Lucky me. I mail him Holly’s address. There’s a rumour they marry and contribute regularly
to the hit TV show COPS on both sides of the camera and law.

I cover Yitzak Rabin and Moshe Dayan when they swing through West Hartford. Dayan is
poignant. He’s dying from cancer but a warrior to the end. I  revisit that gaunt fighters look
when my Uncle Heriberto passes on from cancer years later.

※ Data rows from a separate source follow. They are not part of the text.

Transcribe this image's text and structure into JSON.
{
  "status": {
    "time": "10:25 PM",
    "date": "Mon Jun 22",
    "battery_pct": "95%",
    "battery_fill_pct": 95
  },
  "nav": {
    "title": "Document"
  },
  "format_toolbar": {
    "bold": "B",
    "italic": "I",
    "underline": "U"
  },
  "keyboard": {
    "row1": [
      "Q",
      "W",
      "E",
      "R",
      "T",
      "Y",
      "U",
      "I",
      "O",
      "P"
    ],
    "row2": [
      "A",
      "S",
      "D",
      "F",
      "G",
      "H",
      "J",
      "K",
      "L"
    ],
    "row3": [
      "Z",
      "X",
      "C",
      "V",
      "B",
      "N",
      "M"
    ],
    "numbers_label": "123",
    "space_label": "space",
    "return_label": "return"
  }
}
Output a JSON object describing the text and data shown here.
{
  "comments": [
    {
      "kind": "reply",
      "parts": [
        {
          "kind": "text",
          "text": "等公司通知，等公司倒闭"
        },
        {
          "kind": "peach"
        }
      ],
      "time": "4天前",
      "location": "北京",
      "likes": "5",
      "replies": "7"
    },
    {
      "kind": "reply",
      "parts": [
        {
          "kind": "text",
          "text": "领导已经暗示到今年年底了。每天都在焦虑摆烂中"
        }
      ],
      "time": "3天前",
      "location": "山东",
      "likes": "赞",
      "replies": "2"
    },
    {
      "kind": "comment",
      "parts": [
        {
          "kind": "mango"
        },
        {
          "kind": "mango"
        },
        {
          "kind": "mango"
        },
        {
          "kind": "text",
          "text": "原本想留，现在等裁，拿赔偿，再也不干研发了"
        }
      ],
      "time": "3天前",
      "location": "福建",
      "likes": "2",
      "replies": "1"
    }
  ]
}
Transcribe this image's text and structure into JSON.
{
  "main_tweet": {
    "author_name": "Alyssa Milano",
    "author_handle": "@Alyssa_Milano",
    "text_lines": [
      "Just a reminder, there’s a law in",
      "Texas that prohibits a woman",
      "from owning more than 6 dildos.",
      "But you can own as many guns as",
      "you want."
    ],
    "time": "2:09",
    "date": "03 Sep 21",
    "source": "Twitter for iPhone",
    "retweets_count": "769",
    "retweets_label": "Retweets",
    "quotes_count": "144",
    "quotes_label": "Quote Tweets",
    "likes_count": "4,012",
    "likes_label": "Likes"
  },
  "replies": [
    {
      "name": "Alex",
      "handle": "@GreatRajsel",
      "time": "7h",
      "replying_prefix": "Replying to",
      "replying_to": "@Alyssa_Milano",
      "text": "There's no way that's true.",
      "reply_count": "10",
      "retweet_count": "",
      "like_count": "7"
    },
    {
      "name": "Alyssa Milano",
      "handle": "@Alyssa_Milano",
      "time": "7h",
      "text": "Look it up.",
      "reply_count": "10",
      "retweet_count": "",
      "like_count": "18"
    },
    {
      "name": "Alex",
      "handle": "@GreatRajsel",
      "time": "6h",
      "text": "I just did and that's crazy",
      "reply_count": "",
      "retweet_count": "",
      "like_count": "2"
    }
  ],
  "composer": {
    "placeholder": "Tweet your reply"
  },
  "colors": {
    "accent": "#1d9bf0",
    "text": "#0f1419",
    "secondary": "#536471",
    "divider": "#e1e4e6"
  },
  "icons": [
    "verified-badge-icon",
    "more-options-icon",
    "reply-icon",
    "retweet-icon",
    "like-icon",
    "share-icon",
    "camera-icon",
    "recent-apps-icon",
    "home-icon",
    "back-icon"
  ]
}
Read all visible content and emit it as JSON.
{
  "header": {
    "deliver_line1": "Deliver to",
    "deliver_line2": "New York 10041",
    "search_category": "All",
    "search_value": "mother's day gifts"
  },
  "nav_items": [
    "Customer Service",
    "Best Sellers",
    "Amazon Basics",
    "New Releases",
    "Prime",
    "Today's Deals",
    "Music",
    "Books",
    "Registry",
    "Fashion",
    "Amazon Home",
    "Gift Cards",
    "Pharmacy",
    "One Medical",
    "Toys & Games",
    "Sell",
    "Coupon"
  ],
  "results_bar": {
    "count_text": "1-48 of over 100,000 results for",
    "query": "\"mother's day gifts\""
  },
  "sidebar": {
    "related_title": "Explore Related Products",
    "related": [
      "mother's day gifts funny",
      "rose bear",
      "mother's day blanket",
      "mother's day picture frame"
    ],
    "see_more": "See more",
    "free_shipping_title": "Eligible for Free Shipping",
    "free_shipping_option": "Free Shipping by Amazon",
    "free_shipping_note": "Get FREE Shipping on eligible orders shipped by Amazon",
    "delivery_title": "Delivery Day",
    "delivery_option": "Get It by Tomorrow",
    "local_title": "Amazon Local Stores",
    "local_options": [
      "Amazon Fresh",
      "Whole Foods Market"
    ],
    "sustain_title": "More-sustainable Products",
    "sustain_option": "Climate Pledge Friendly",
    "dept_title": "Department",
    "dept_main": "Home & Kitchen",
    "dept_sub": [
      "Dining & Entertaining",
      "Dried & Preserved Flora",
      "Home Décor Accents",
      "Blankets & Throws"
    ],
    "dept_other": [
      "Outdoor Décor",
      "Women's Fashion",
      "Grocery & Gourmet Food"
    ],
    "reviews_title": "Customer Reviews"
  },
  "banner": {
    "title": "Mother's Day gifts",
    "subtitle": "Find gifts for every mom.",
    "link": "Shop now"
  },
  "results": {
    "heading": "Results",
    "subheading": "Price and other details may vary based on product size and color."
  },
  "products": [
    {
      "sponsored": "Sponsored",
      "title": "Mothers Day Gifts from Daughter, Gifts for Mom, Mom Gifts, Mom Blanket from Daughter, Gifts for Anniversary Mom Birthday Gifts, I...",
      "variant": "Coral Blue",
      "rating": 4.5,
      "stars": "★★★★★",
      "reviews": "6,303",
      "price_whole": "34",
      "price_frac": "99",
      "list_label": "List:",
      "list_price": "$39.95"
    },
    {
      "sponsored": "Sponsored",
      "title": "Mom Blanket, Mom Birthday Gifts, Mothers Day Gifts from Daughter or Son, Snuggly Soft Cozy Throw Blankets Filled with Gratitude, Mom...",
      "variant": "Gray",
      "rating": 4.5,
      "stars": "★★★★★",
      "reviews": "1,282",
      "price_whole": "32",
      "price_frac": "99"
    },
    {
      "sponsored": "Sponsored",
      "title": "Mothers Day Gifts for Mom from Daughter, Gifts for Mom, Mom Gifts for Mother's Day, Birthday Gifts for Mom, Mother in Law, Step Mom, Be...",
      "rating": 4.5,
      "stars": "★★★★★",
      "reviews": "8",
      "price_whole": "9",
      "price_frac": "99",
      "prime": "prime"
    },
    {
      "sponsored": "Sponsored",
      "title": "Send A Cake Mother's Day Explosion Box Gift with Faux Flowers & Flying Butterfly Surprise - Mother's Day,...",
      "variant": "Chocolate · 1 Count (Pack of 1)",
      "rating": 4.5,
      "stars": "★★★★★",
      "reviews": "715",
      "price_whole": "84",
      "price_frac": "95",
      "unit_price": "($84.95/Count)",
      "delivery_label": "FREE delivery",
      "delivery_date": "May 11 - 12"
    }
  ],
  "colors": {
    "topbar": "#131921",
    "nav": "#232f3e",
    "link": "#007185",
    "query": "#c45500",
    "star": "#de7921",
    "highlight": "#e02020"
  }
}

The best thing I do at Channel 3 is a series with reporter and future WVIT anchor Gerry
Brooks on Puerto Rican activism and life in Hartford.  It’s a moment frozen in time because
in a couple of years a lot of the P.R. activists in the area are caught in an FBI snare
resulting from an 8 million dollar Wells Fargo robbery in West Hartford. More than a
hundred hardcore Puerto Rican  political activists are rounded up and imprisoned. Most
guilty by association. Once they’re locked up the community sinks deeper into a
leaderless hole that affects them for years to come. Hartford is now crack and heroin
central along with Bridgeport and New Haven  – a trio of imposed ghettos surrounded by
suburban middle class. They’re trying to turn that around in Hartford by moving section 8
and poverty housing to the adjoining suburbs and igniting a reverse white flight. It never
ends.

I move on from WFSB after getting married to my first wife Carmen. I meet her while
covering the release of Lolita Lebron and the Puerto Rican nationalists who shoot up
Congress. Hartford is one of their first stops. Little do I know Carmen will give me my own
Nationalist in our daughter Chasan. This girl is very Puerto Rican. Like I say, “Perfectly
balanced, a chip on each shoulder.” A closet poet capturing her own wild style. I find
some of her writing once and I’m tempted to bite it. Good thing I don’t. I can be shot --
pierced by her looks and one of her long salon nails.